You’ve decided that homeownership is right for you, and now you need to know if you’re financially ready to buy a house.
There are 3 simple calculations you can do to evaluate your current financial situation, how much house you can afford, and the maximum home price that you should consider.
1. Calculate your net worth.
Calculating your net worth is basically subtracting what you owe from what you own.
Add up everything you own, including other real estate, vehicles, jewellery, household items, investments, and savings. These are your assets.
Next, add up everything you owe, including current mortgages, vehicle loans, student loans, credit card debt, and other debt. These are your liabilities.
Now subtract your liabilities from your assets and you have your net worth. This tells you your current financial situation and how much you can afford as a down payment.

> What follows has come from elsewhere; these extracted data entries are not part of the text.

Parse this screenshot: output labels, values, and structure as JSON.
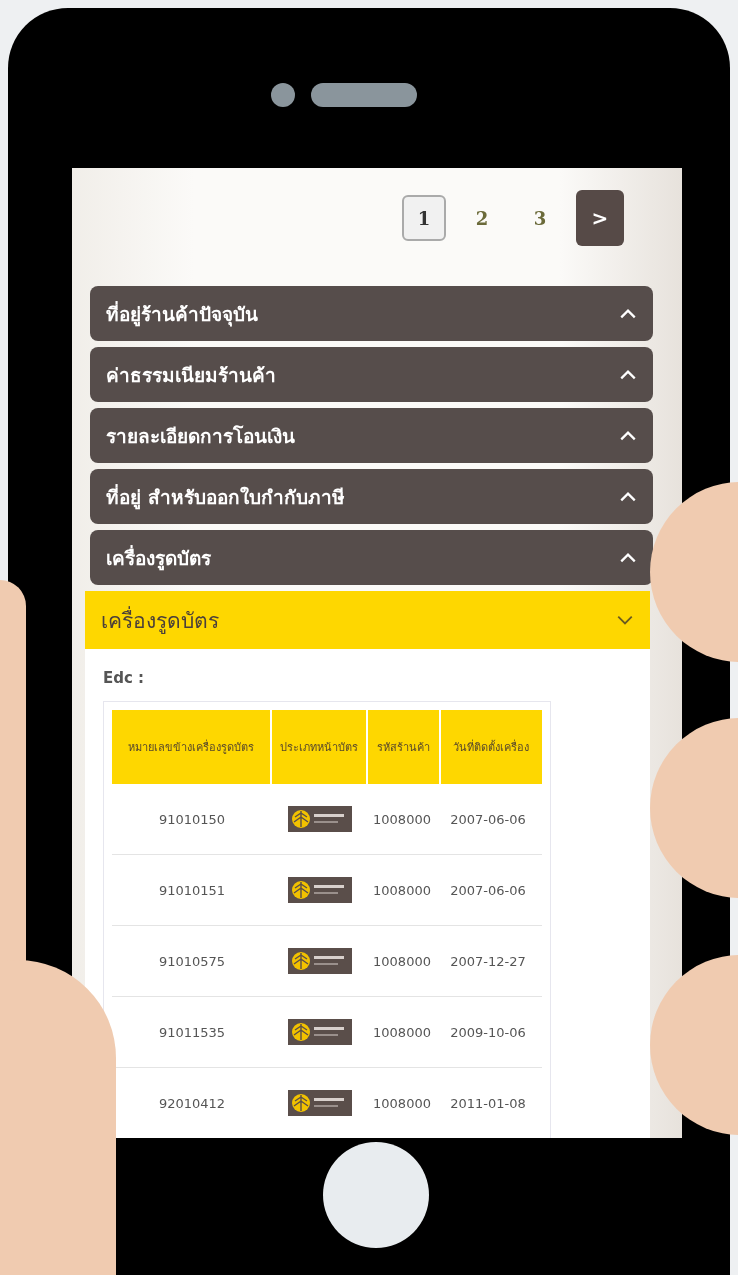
{
  "pagination": {
    "pages": [
      {
        "label": "1",
        "selected": true
      },
      {
        "label": "2",
        "selected": false
      },
      {
        "label": "3",
        "selected": false
      }
    ],
    "next": ">"
  },
  "accordion": [
    {
      "title": "ที่อยู่ร้านค้าปัจจุบัน",
      "expanded": false
    },
    {
      "title": "ค่าธรรมเนียมร้านค้า",
      "expanded": false
    },
    {
      "title": "รายละเอียดการโอนเงิน",
      "expanded": false
    },
    {
      "title": "ที่อยู่ สำหรับออกใบกำกับภาษี",
      "expanded": false
    },
    {
      "title": "เครื่องรูดบัตร",
      "expanded": false
    },
    {
      "title": "เครื่องรูดบัตร",
      "expanded": true
    }
  ],
  "edc_panel": {
    "label": "Edc :",
    "table": {
      "columns": [
        "หมายเลขข้างเครื่องรูดบัตร",
        "ประเภทหน้าบัตร",
        "รหัสร้านค้า",
        "วันที่ติดตั้งเครื่อง"
      ],
      "rows": [
        {
          "machine_no": "91010150",
          "store_code": "1008000",
          "install_date": "2007-06-06"
        },
        {
          "machine_no": "91010151",
          "store_code": "1008000",
          "install_date": "2007-06-06"
        },
        {
          "machine_no": "91010575",
          "store_code": "1008000",
          "install_date": "2007-12-27"
        },
        {
          "machine_no": "91011535",
          "store_code": "1008000",
          "install_date": "2009-10-06"
        },
        {
          "machine_no": "92010412",
          "store_code": "1008000",
          "install_date": "2011-01-08"
        }
      ]
    }
  }
}
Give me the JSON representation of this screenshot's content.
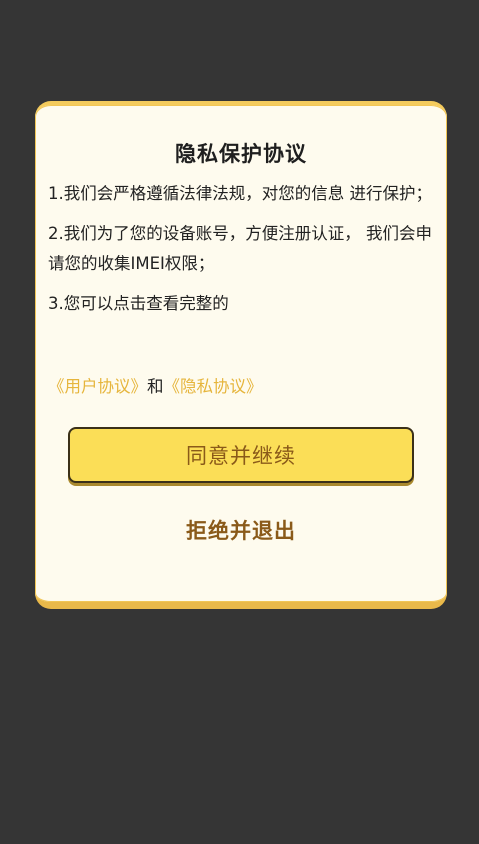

2. Calculate your monthly expenses.
Hopefully, you’re tracking your monthly spending with a monthly budget. If you are, then determining your monthly expenses should be simple. Knowing what your monthly expenses are compared to your monthly income will show you how much of a cushion you have that can go toward a new mortgage.
3. Calculate your monthly debt payments.
This is more specific than just your monthly expenses; this includes all debts you pay towards every month, including loans, credit cards, leases, and property mortgages. If your debt load is too high, it could affect which institutions will lend to you.
Once you understand these 3 variables, you can make the best choice for you and even save yourself money.